Keir Starmer’s caution as leader of Labour has carried the party to the brink of power and his team are already looking ahead to their first 100 days in government

Labour minds are turning to the first 100 days in Government even as the party declares there must be no complacency ahead of Thursday’s General Election.

The public caution is understandable when the party is used to losing contests, last winning in 2005 and Keir Starmer would be only the seventh Labour Prime Minister in a country that has had 57 since Robert Walpole debuted in 1721. Yet privately the leader’s senior lieutenants accept what is left to play for is the scale of the triumph.

No-drama Starmer wouldn’t be human if he didn’t think ahead. His vow to “hit the ground running” illustrates a recognition that early impressions are lasting whether Labour’s majority is a single MP or, as many large polls are projecting, tops Tony Blair’s 1997 record of 179 seats.

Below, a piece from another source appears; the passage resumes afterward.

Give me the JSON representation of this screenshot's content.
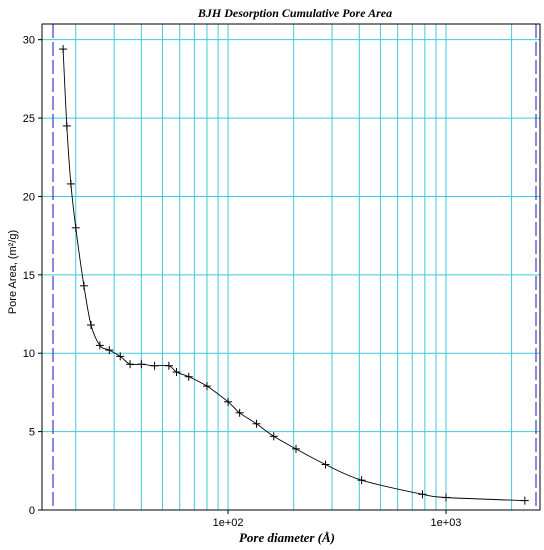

Battered Rishi Sunak may wrongly believe Britain is better than in 2010 when it plainly isn’t (cost of living, knackered NHS, rising poverty, Brexit, housing crisis, potholes, violent crime, etc, etc, etc), as many Tory soon-to-be ex-MPs doubt even this outgoing PM really thinks they are in with a shout.

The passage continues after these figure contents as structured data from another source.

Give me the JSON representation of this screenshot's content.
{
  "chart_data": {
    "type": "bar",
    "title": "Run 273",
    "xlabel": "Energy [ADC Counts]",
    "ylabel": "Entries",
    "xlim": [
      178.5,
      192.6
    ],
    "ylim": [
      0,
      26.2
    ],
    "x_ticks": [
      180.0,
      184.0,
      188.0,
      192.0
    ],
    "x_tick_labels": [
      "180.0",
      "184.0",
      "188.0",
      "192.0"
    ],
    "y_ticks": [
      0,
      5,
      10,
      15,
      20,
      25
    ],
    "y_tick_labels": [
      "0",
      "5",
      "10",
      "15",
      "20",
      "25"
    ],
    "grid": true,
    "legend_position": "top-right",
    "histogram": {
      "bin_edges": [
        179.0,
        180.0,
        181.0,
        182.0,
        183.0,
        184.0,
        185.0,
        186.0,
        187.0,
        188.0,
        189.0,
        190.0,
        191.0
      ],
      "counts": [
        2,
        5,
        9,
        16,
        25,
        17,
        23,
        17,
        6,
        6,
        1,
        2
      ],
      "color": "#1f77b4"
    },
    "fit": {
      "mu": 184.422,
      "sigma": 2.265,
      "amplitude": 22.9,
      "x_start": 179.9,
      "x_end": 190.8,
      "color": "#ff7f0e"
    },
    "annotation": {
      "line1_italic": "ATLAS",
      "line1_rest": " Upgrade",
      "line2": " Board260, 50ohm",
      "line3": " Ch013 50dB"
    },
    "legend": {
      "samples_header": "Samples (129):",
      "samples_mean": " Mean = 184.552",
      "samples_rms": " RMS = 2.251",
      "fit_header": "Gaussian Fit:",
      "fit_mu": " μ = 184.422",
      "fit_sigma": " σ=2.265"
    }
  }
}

Starmer the cautious Arsenal fan who carefully carried that precious Ming vase over a polished floor, will in Downing Street be able, confided a sagacious veteran of the last Labour Government hoping to play a role in the next, to change the mood music. To invert a slogan of US politician Mario Cuomo, Starmer campaigned in prose to govern in poetry. Under-promising in the manifesto to over-deliver in office is a strategy intended to receive high marks when Labour’s homework is marked by voters in four or five years.

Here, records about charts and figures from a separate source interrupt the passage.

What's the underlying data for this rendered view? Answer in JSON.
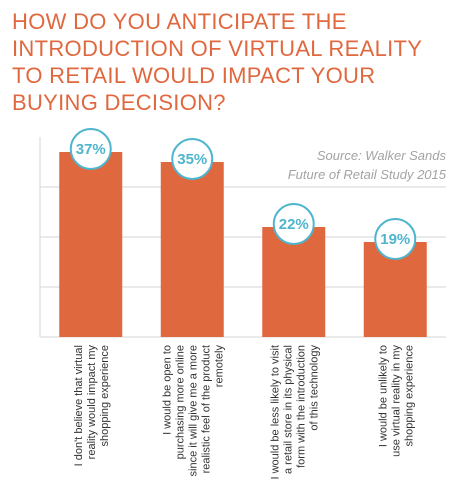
{
  "chart_data": {
    "type": "bar",
    "title": "HOW DO YOU ANTICIPATE THE INTRODUCTION OF VIRTUAL REALITY TO RETAIL WOULD IMPACT YOUR BUYING DECISION?",
    "source_lines": [
      "Source: Walker Sands",
      "Future of Retail Study 2015"
    ],
    "categories": [
      [
        "I don't believe that virtual",
        "reality would impact my",
        "shopping experience"
      ],
      [
        "I would be open to",
        "purchasing more online",
        "since it will give me a more",
        "realistic feel of the product",
        "remotely"
      ],
      [
        "I would be less likely to visit",
        "a retail store in its physical",
        "form with the introduction",
        "of this technology"
      ],
      [
        "I would be unlikely to",
        "use virtual reality in my",
        "shopping experience"
      ]
    ],
    "values": [
      37,
      35,
      22,
      19
    ],
    "value_labels": [
      "37%",
      "35%",
      "22%",
      "19%"
    ],
    "ylim": [
      0,
      40
    ],
    "grid": true,
    "xlabel": "",
    "ylabel": "",
    "colors": {
      "bar": "#e0683e",
      "title": "#e0683e",
      "badge_border": "#4eb5ce",
      "badge_text": "#4eb5ce",
      "grid": "#d5d5d5",
      "source": "#a3a3a3",
      "label": "#333333"
    }
  }
}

The flurry of announcements in July leading to a King’s Speech on the 17th – building houses and improving job rights high on the list – will accelerate momentum from the election result. Ending the junior doctors’ strikes would be early evidence of dealing with the inherited mess. Interest rates falling, as they’re likely, will be a boost. Scrapping Rwanda saves money with few buying it would stop the boats.

Progress on Starmer’s missions will zig-zag, he admits quietly, but maintaining the direction of travel will deliver dividends. Labour winning power after inheriting the fewest Labour seats since 1935 is a hell of an achievement. Government is no walk in the park but Labour reshaping Britain for the better was out of reach in opposition. From Friday, opportunity knocks.